La caractéristique de l'enseignement proposé est tout d'abord de ne pas se focaliser sur les aspects juridiques mais sur les aspects économiques. Si les aspects juridiques sont importants, ils sont maintenant largement stabilisés et surtout ils ne doivent pas éclipser la nécessaire évaluation économique d'un projet à mener en PPP. Ensuite, la formation ne se focalise pas sur un seul type de PPP. Lorsqu'on parle de PPP, on pense généralement aux contrats de partenariats.
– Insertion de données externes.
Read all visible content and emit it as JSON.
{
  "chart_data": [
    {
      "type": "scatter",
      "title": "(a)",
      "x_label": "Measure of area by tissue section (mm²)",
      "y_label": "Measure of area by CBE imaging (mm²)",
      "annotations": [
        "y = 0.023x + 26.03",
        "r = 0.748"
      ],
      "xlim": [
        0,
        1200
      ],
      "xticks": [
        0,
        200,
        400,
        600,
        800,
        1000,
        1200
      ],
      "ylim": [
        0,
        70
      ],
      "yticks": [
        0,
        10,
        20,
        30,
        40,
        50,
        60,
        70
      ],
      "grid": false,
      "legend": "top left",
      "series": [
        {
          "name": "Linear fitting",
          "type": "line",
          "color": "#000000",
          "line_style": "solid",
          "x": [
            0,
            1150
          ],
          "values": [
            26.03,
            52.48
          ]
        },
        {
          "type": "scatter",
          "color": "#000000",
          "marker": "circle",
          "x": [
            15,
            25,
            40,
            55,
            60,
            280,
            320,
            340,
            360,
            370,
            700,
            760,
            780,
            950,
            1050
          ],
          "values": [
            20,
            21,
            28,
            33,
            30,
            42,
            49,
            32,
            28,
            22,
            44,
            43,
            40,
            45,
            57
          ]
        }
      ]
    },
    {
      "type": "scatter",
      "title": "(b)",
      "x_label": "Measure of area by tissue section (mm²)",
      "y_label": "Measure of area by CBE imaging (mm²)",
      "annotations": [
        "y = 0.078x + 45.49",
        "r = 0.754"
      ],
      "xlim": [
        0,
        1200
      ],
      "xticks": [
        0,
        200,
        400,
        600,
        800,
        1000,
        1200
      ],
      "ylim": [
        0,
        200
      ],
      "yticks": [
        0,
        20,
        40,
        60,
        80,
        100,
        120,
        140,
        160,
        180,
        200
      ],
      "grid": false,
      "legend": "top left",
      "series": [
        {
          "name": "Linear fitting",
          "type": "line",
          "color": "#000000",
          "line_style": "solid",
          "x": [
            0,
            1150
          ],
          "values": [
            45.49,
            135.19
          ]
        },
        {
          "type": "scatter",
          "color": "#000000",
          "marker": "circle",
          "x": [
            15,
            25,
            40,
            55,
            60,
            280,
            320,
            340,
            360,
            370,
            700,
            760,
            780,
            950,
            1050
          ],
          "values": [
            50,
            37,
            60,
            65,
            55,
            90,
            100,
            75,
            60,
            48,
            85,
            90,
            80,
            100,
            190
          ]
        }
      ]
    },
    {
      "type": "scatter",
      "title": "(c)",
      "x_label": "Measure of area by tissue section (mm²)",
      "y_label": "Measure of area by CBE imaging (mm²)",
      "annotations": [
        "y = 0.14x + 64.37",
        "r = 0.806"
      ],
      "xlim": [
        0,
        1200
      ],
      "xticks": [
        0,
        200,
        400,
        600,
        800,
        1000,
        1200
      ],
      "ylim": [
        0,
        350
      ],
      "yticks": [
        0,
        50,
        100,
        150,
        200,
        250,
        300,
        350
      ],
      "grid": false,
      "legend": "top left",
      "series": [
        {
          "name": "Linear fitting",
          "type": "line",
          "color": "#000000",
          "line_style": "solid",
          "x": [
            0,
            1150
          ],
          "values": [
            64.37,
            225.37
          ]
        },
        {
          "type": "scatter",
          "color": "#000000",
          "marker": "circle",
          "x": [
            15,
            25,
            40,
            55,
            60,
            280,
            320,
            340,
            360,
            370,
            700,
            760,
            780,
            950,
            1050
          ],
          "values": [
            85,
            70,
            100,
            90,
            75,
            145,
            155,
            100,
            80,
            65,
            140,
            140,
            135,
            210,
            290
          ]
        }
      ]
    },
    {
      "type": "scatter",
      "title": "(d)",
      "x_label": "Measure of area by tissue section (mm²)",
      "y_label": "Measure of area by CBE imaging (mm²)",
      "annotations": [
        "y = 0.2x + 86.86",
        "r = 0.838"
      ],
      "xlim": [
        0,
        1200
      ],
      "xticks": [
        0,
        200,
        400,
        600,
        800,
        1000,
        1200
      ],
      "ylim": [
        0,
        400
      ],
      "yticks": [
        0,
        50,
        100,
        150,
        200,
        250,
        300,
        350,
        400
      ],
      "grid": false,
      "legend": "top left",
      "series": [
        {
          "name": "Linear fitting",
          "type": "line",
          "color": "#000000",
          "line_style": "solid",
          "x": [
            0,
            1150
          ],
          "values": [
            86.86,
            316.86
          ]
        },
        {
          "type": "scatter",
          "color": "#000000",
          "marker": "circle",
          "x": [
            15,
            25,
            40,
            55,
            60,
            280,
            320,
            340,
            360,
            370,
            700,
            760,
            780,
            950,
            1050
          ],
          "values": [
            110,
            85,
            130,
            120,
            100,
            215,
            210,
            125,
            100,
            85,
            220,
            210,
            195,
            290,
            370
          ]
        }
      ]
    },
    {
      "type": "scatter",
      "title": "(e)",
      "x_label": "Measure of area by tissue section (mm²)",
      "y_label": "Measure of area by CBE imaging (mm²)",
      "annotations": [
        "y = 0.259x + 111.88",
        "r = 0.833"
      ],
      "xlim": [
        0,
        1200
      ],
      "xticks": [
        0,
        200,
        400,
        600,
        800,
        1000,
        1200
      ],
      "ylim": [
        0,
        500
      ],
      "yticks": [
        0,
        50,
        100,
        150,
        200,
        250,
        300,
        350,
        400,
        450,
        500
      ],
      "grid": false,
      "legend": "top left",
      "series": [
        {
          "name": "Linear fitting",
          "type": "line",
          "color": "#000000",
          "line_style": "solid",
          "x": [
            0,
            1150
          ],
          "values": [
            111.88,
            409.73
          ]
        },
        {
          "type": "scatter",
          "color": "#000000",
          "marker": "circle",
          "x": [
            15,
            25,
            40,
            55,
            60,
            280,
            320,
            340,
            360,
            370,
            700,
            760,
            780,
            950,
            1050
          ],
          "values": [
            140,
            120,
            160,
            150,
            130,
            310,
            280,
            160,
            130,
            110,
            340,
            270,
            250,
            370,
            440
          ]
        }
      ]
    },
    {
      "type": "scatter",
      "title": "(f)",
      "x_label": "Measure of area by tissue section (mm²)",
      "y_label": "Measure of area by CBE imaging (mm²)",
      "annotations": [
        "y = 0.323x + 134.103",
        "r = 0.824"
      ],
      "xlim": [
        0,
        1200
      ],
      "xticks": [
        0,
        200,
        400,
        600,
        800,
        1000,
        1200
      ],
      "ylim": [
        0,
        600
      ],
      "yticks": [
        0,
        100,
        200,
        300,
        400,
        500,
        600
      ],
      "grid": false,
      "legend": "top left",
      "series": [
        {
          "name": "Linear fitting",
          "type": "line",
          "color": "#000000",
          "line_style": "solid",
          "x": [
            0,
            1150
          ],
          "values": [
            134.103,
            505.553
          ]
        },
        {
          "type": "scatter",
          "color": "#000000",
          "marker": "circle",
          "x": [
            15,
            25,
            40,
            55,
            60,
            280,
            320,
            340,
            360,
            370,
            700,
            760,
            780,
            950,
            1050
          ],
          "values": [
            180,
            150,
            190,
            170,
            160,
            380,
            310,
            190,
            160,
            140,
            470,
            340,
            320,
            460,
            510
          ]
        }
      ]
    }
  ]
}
Cette formation envisage les PPP dans leur ensemble (marchés publics, délégations de service public, contrats de partenariats, CREM,etc.) en insistant sur le fait que certains types de PPP sont plus appropriés que d'autres selon les circonstances et les caractéristiques des projets envisagés.
Enfin, la formation propose des retours d'expérience qui ne se limitent pas aux seuls cas français. Dès lors les outils proposés sont à la fois généraux – proposer une grille de lecture commune pour l'ensemble de ces PPP afin de bien cerner leurs avantages économiques respectifs et pointus – par exemple sur la manière de mener une évaluation préalable ou un dialogue compétitif.
Le PPP à la française, une exception culturelle de plus ou nos voisins font-ils mieux et depuis plus longtemps ? Quelle est la réflexion sur ce sujet à l’échelle européenne ?
L'équivalent emblématique le plus proche du contrat de partenariat lancé est probablement le PFI anglais, lancé au début des années quatre-vingt-dix. Plus largement, les PPP se développent dans bon nombre de pays européens et il existe, depuis 2007, une task force européenne chargée d'accumuler de l'expérience sur ces projets et de dégager les bonnes pratiques au niveau européen (l'EPEC - European PPP Expertise Centre). Le contrat de partenariat n'est donc pas une exception culturelle. Néanmoins, des différences existent d'un pays à l'autre. La France prend une place particulière puisque c'est le pays européen dans lequel le montant des PPP signés a été, pour la première fois au premier semestre 2011, le plus élevé (avec plus de 5,5 milliards d'euros).
Au mois de mars 2012, l’IAE de Paris ouvre une nouvelle formation destinée aux salariés dans le cadre de la formation continue : “Acteurs publics – opérateurs privés : Initier et maîtriser vos PPP”. Ce parcours s’adresse aux professionnels du public et du privé (secrétaires généraux, financiers, responsables de projet, juristes, économistes, ingénieurs, etc.) qui peuvent être amenés à concevoir et suivre des réalisations dans le cadre de PPP. Les spécificités des PPP seront étudiées par secteur (énergie, télécommunications, installations ferroviaires, etc.). Les grilles d'analyses économique et juridique seront présentées par des retours d'expérience sur les PPP en France et à l’international.